Entry point to start frame capture.

Parameters:
  • source (Literal[uart, fpga]) – Device source.

  • read_length (Optional[int], optional) – Passed to _fpga_recv() when source == “fpga”, by default None.

  • video (Path, optional) – If present, a path to an output video file

  • video_kwargs (dict, optional) – kwargs passed to init_video()

  • metadata (Path, optional) – Save metadata information during capture.

  • binary (Path, optional) – Save raw binary directly from okDev to file, if present. Note that binary is captured in append mode, rather than rewriting an existing file.

  • show_video (bool, optional) – If True, display the video in real-time.

  • show_metadata (bool, optional) – If True, show metadata information during capture.

  • mode (Literal["image", "ber"], optional) – Capture mode. "image" (default) reconstructs frames; "ber" runs a PRBS bit-error-rate test on the incoming data stream.

  • ber_output (Path, optional) – When mode == "ber", JSON file to write the BER summary to.

Raises:

ValueError – If source is not in (“uart”, “fpga”).

property nbuffer_per_fm: int

Number of buffers per frame, computed from buffer_npix

prbs15_ber(serial_buffer_queue: Queue, n_buffers: int = 100) dict[str, float | int]

Measure bit-error-rate (BER) on the communication link using PRBS-15 (pseudo-random binary sequence; standard pattern for link tests).

Unlike typical continuous-stream BER tests, this preserves the buffer framing of normal image capture and substitutes PRBS-15 for the pixel payload, so the same data path that delivers images is what’s being measured.

Each buffer’s payload is seeded with the device’s buffer_count (mod 2^15, zero remapped to 1). The host regenerates the matching sequence and XORs it against the first pixel_count bytes of payload; trailing bytes (dummies, merged-buffer tails) are excluded so they don’t inflate the count. Errors and bits accumulate across up to n_buffers buffers.

Returns:

Run summary: buffers received, bits and errors compared, cumulative ber, buffer_count range, and per-window snapshots.

Return type:

dict

class mio.devices.stream.StreamPlotterConfig(*, keys: list[str], update_ms: int = 1000, history: int = 500)
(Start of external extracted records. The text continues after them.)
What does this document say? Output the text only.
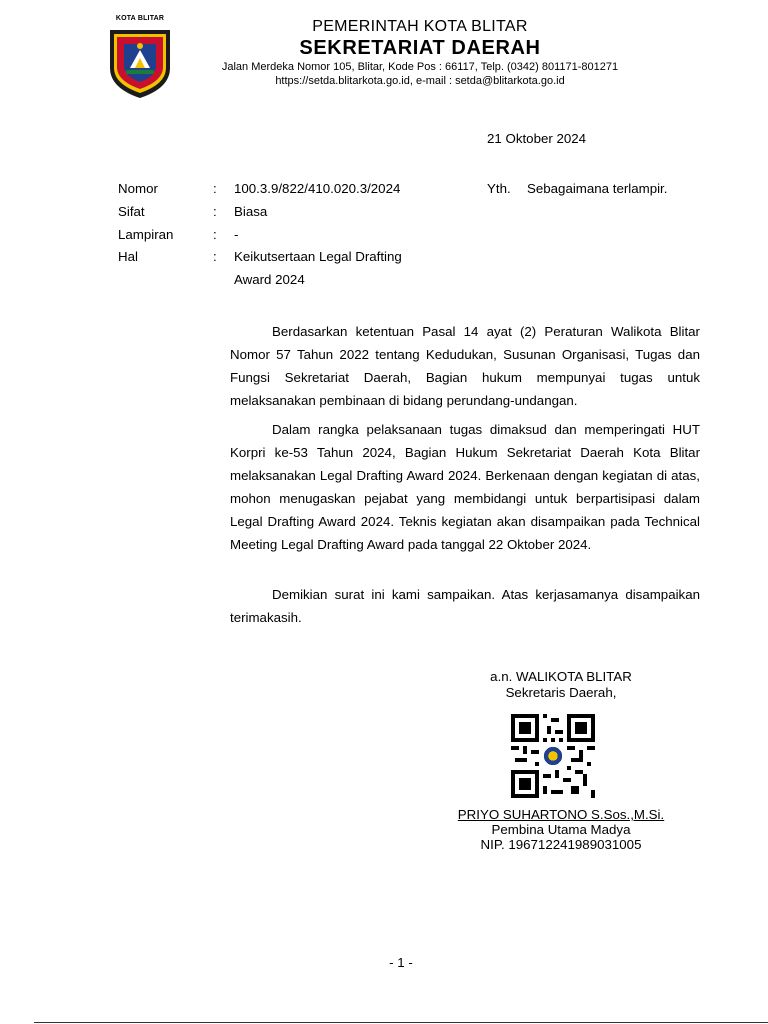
KOTA BLITAR	PEMERINTAH KOTA BLITAR
SEKRETARIAT DAERAH
Jalan Merdeka Nomor 105, Blitar, Kode Pos : 66117, Telp. (0342) 801171-801271
https://setda.blitarkota.go.id, e-mail : setda@blitarkota.go.id
21 Oktober 2024
Nomor	: 100.3.9/822/410.020.3/2024
Sifat	: Biasa
Lampiran	: -
Hal	: Keikutsertaan Legal Drafting
Award 2024
Yth. Sebagaimana terlampir.

Berdasarkan ketentuan Pasal 14 ayat (2) Peraturan Walikota Blitar Nomor 57 Tahun 2022 tentang Kedudukan, Susunan Organisasi, Tugas dan Fungsi Sekretariat Daerah, Bagian hukum mempunyai tugas untuk melaksanakan pembinaan di bidang perundang-undangan.

Dalam rangka pelaksanaan tugas dimaksud dan memperingati HUT Korpri ke-53 Tahun 2024, Bagian Hukum Sekretariat Daerah Kota Blitar melaksanakan Legal Drafting Award 2024. Berkenaan dengan kegiatan di atas, mohon menugaskan pejabat yang membidangi untuk berpartisipasi dalam Legal Drafting Award 2024. Teknis kegiatan akan disampaikan pada Technical Meeting Legal Drafting Award pada tanggal 22 Oktober 2024.

Demikian surat ini kami sampaikan. Atas kerjasamanya disampaikan terimakasih.

a.n. WALIKOTA BLITAR
Sekretaris Daerah,
PRIYO SUHARTONO S.Sos.,M.Si.
Pembina Utama Madya
NIP. 196712241989031005
- 1 -
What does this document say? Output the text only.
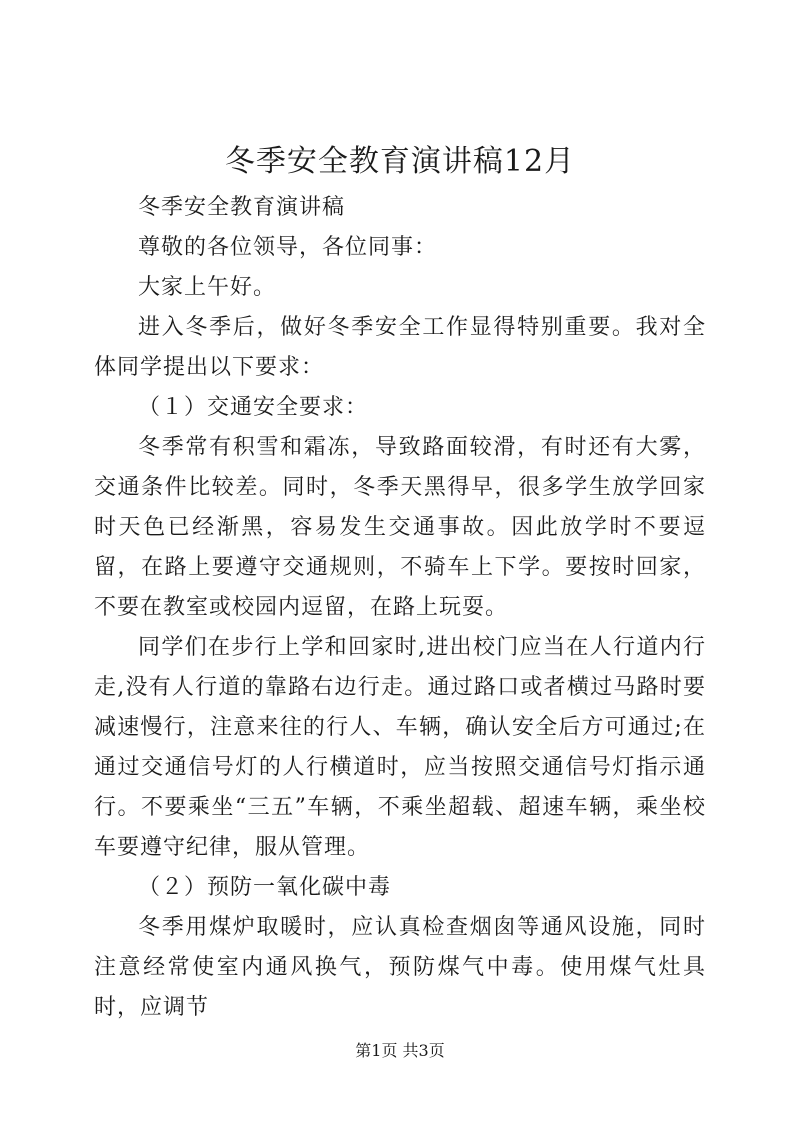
冬季安全教育演讲稿12月

冬季安全教育演讲稿

尊敬的各位领导，各位同事：

大家上午好。

进入冬季后，做好冬季安全工作显得特别重要。我对全体同学提出以下要求：

（１）交通安全要求：

冬季常有积雪和霜冻，导致路面较滑，有时还有大雾，交通条件比较差。同时，冬季天黑得早，很多学生放学回家时天色已经渐黑，容易发生交通事故。因此放学时不要逗留，在路上要遵守交通规则，不骑车上下学。要按时回家，不要在教室或校园内逗留，在路上玩耍。

同学们在步行上学和回家时,进出校门应当在人行道内行走,没有人行道的靠路右边行走。通过路口或者横过马路时要减速慢行，注意来往的行人、车辆，确认安全后方可通过;在通过交通信号灯的人行横道时，应当按照交通信号灯指示通行。不要乘坐“三五”车辆，不乘坐超载、超速车辆，乘坐校车要遵守纪律，服从管理。

（２）预防一氧化碳中毒

冬季用煤炉取暖时，应认真检查烟囱等通风设施，同时注意经常使室内通风换气，预防煤气中毒。使用煤气灶具时，应调节

第1页 共3页
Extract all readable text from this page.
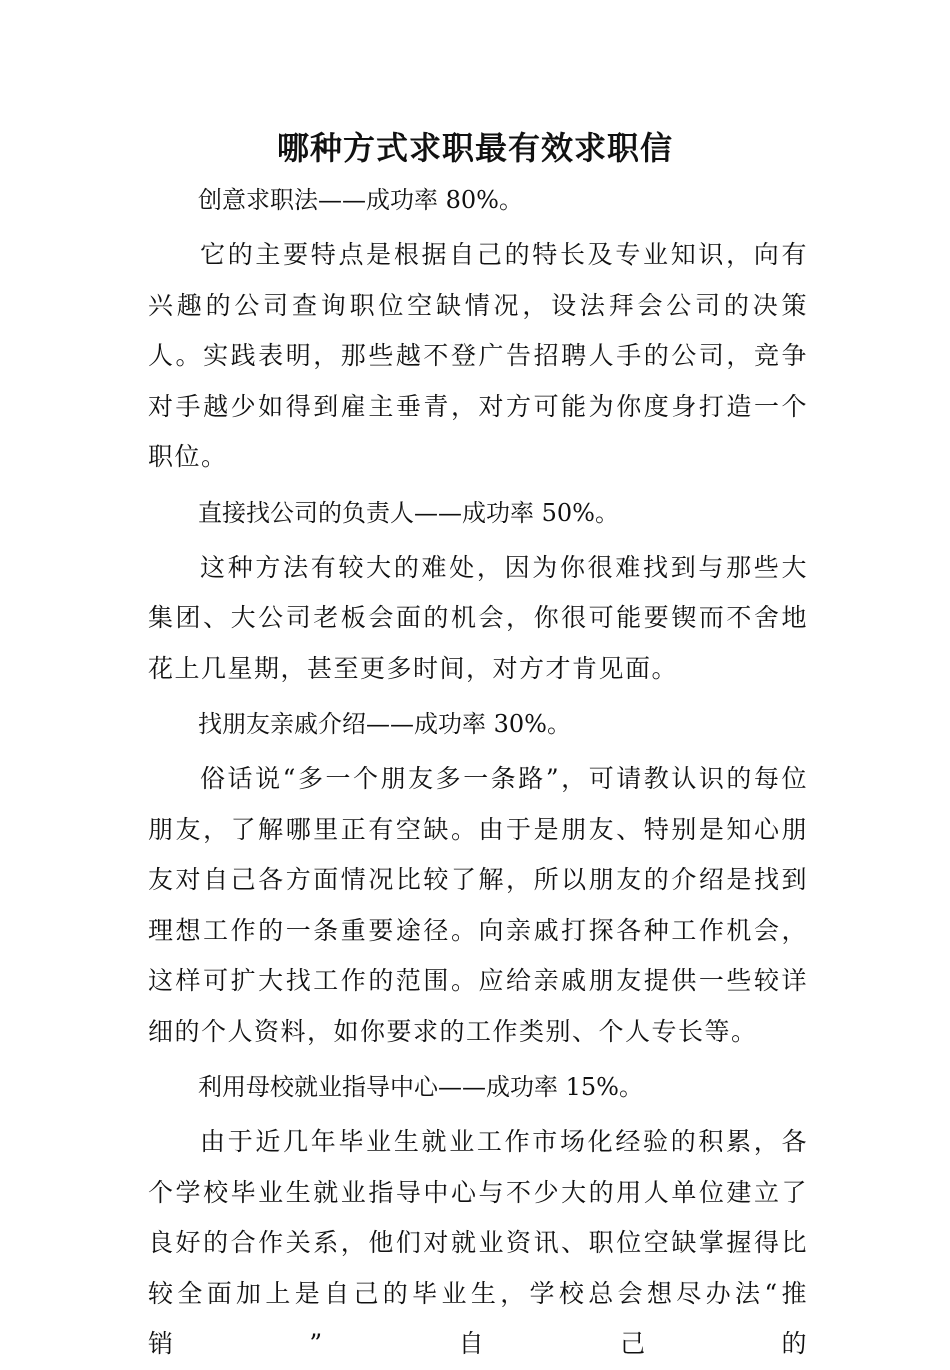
哪种方式求职最有效求职信
创意求职法——成功率 80%。

它的主要特点是根据自己的特长及专业知识，向有兴趣的公司查询职位空缺情况，设法拜会公司的决策人。实践表明，那些越不登广告招聘人手的公司，竞争对手越少如得到雇主垂青，对方可能为你度身打造一个职位。

直接找公司的负责人——成功率 50%。

这种方法有较大的难处，因为你很难找到与那些大集团、大公司老板会面的机会，你很可能要锲而不舍地花上几星期，甚至更多时间，对方才肯见面。

找朋友亲戚介绍——成功率 30%。

俗话说“多一个朋友多一条路”，可请教认识的每位朋友，了解哪里正有空缺。由于是朋友、特别是知心朋友对自己各方面情况比较了解，所以朋友的介绍是找到理想工作的一条重要途径。向亲戚打探各种工作机会，这样可扩大找工作的范围。应给亲戚朋友提供一些较详细的个人资料，如你要求的工作类别、个人专长等。

利用母校就业指导中心——成功率 15%。

由于近几年毕业生就业工作市场化经验的积累，各个学校毕业生就业指导中心与不少大的用人单位建立了良好的合作关系，他们对就业资讯、职位空缺掌握得比较全面加上是自己的毕业生，学校总会想尽办法“推销”自己的
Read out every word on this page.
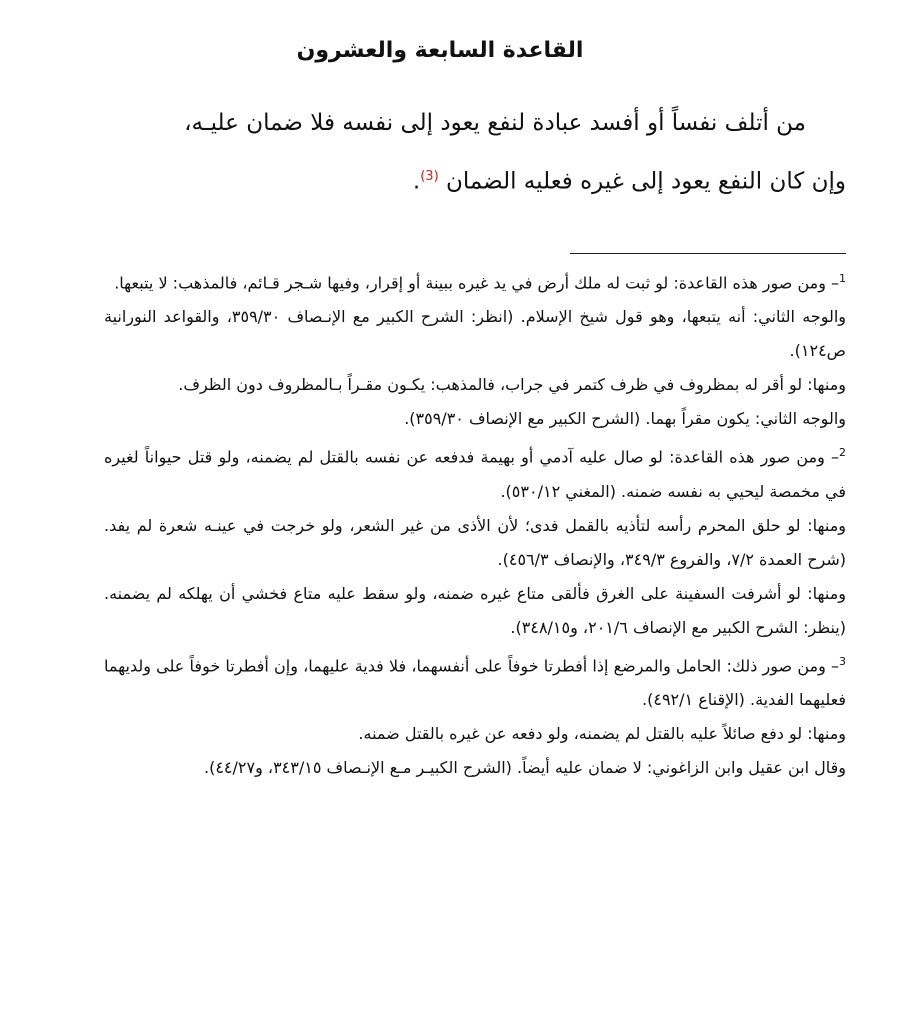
القاعدة السابعة والعشرون
من أتلف نفساً أو أفسد عبادة لنفع يعود إلى نفسه فلا ضمان عليـه،
وإن كان النفع يعود إلى غيره فعليه الضمان $^{(3)}$.

$^1$– ومن صور هذه القاعدة: لو ثبت له ملك أرض في يد غيره ببينة أو إقرار، وفيها شـجر قـائم، فالمذهب: لا يتبعها.

والوجه الثاني: أنه يتبعها، وهو قول شيخ الإسلام. (انظر: الشرح الكبير مع الإنـصاف ٣٥٩/٣٠، والقواعد النورانية ص١٢٤).

ومنها: لو أقر له بمظروف في ظرف كتمر في جراب، فالمذهب: يكـون مقـراً بـالمظروف دون الظرف.

والوجه الثاني: يكون مقراً بهما. (الشرح الكبير مع الإنصاف ٣٥٩/٣٠).

$^2$– ومن صور هذه القاعدة: لو صال عليه آدمي أو بهيمة فدفعه عن نفسه بالقتل لم يضمنه، ولو قتل حيواناً لغيره في مخمصة ليحيي به نفسه ضمنه. (المغني ٥٣٠/١٢).

ومنها: لو حلق المحرم رأسه لتأذيه بالقمل فدى؛ لأن الأذى من غير الشعر، ولو خرجت في عينـه شعرة لم يفد. (شرح العمدة ٧/٢، والفروع ٣٤٩/٣، والإنصاف ٤٥٦/٣).

ومنها: لو أشرفت السفينة على الغرق فألقى متاع غيره ضمنه، ولو سقط عليه متاع فخشي أن يهلكه لم يضمنه. (ينظر: الشرح الكبير مع الإنصاف ٢٠١/٦، و٣٤٨/١٥).

$^3$– ومن صور ذلك: الحامل والمرضع إذا أفطرتا خوفاً على أنفسهما، فلا فدية عليهما، وإن أفطرتا خوفاً على ولديهما فعليهما الفدية. (الإقناع ٤٩٢/١).

ومنها: لو دفع صائلاً عليه بالقتل لم يضمنه، ولو دفعه عن غيره بالقتل ضمنه.

وقال ابن عقيل وابن الزاغوني: لا ضمان عليه أيضاً. (الشرح الكبيـر مـع الإنـصاف ٣٤٣/١٥، و٤٤/٢٧).
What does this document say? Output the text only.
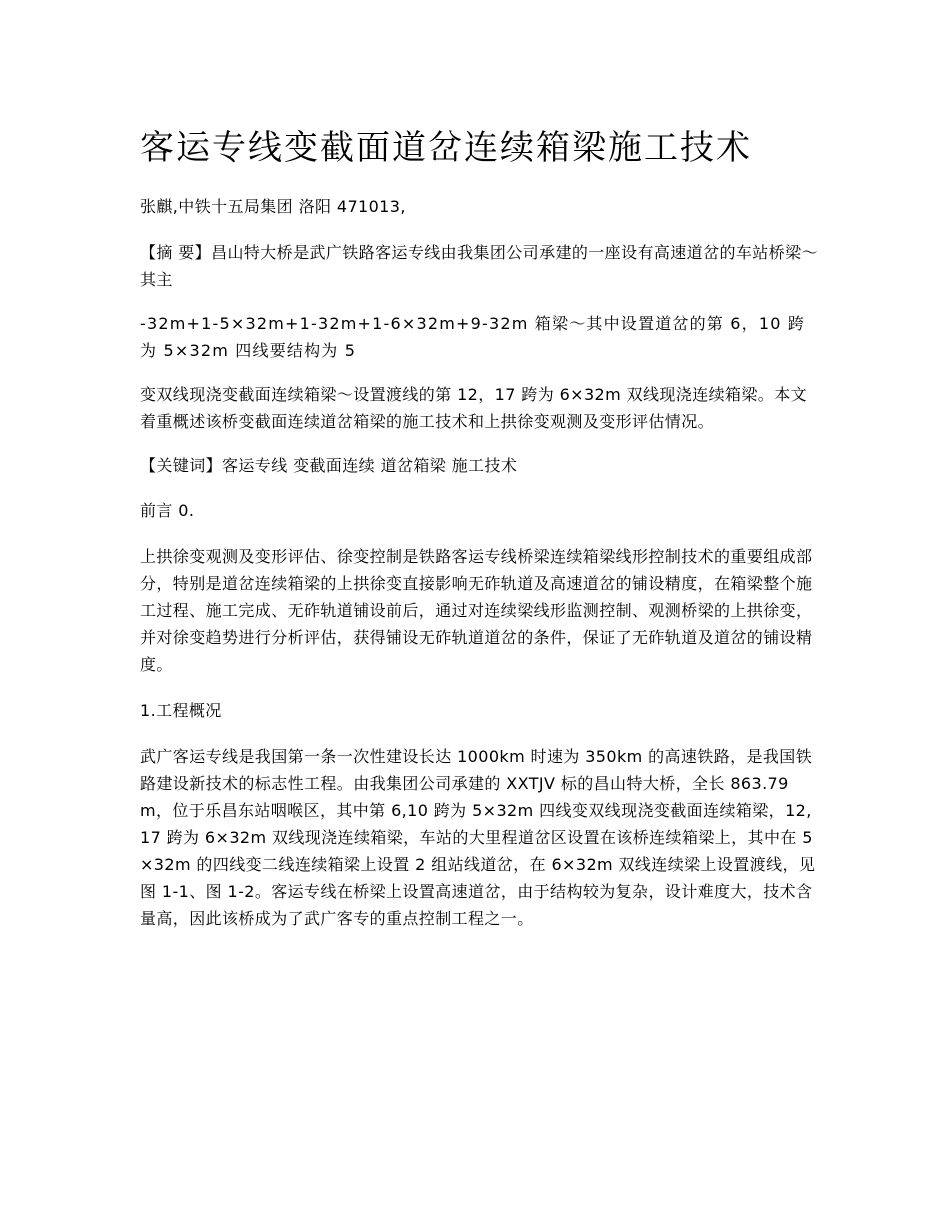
客运专线变截面道岔连续箱梁施工技术

张麒,中铁十五局集团 洛阳 471013,

【摘 要】昌山特大桥是武广铁路客运专线由我集团公司承建的一座设有高速道岔的车站桥梁～其主

-32m+1-5×32m+1-32m+1-6×32m+9-32m 箱梁～其中设置道岔的第 6，10 跨为 5×32m 四线要结构为 5

变双线现浇变截面连续箱梁～设置渡线的第 12，17 跨为 6×32m 双线现浇连续箱梁。本文着重概述该桥变截面连续道岔箱梁的施工技术和上拱徐变观测及变形评估情况。

【关键词】客运专线 变截面连续 道岔箱梁 施工技术

前言 0.

上拱徐变观测及变形评估、徐变控制是铁路客运专线桥梁连续箱梁线形控制技术的重要组成部分，特别是道岔连续箱梁的上拱徐变直接影响无砟轨道及高速道岔的铺设精度，在箱梁整个施工过程、施工完成、无砟轨道铺设前后，通过对连续梁线形监测控制、观测桥梁的上拱徐变，并对徐变趋势进行分析评估，获得铺设无砟轨道道岔的条件，保证了无砟轨道及道岔的铺设精度。

1.工程概况

武广客运专线是我国第一条一次性建设长达 1000km 时速为 350km 的高速铁路，是我国铁路建设新技术的标志性工程。由我集团公司承建的 XXTJV 标的昌山特大桥，全长 863.79m，位于乐昌东站咽喉区，其中第 6,10 跨为 5×32m 四线变双线现浇变截面连续箱梁，12,17 跨为 6×32m 双线现浇连续箱梁，车站的大里程道岔区设置在该桥连续箱梁上，其中在 5×32m 的四线变二线连续箱梁上设置 2 组站线道岔，在 6×32m 双线连续梁上设置渡线，见图 1-1、图 1-2。客运专线在桥梁上设置高速道岔，由于结构较为复杂，设计难度大，技术含量高，因此该桥成为了武广客专的重点控制工程之一。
Configuration for mio.plots.headers.StreamPlotter

history: int
keys: list[str]
model_config = {}

Configuration for the model, should be a dictionary conforming to [ConfigDict][pydantic.config.ConfigDict].

update_ms: int
mio.devices.stream.iter_buffers(source: Iterator[bytes], preamble: Bits, pre_first: bool = True, capture_binary: Path | None = None) Generator[bytes, None, None]

Given some iterator that yields bytes (like a camera device), yield buffers from that iterator as bytes objects split by the preamble delimiter.

Parameters:
  • source (Iterator[bytes]) – The iterator that yields bytes

  • preamble (Bits) – The delimiter bit series to split buffers by

  • pre_first (bool | None) – Whether preamble/header is returned at the beginning of each buffer, by default True.

  • capture_binary (Path | None) – save binary directly from the okDev to the supplied path, if present.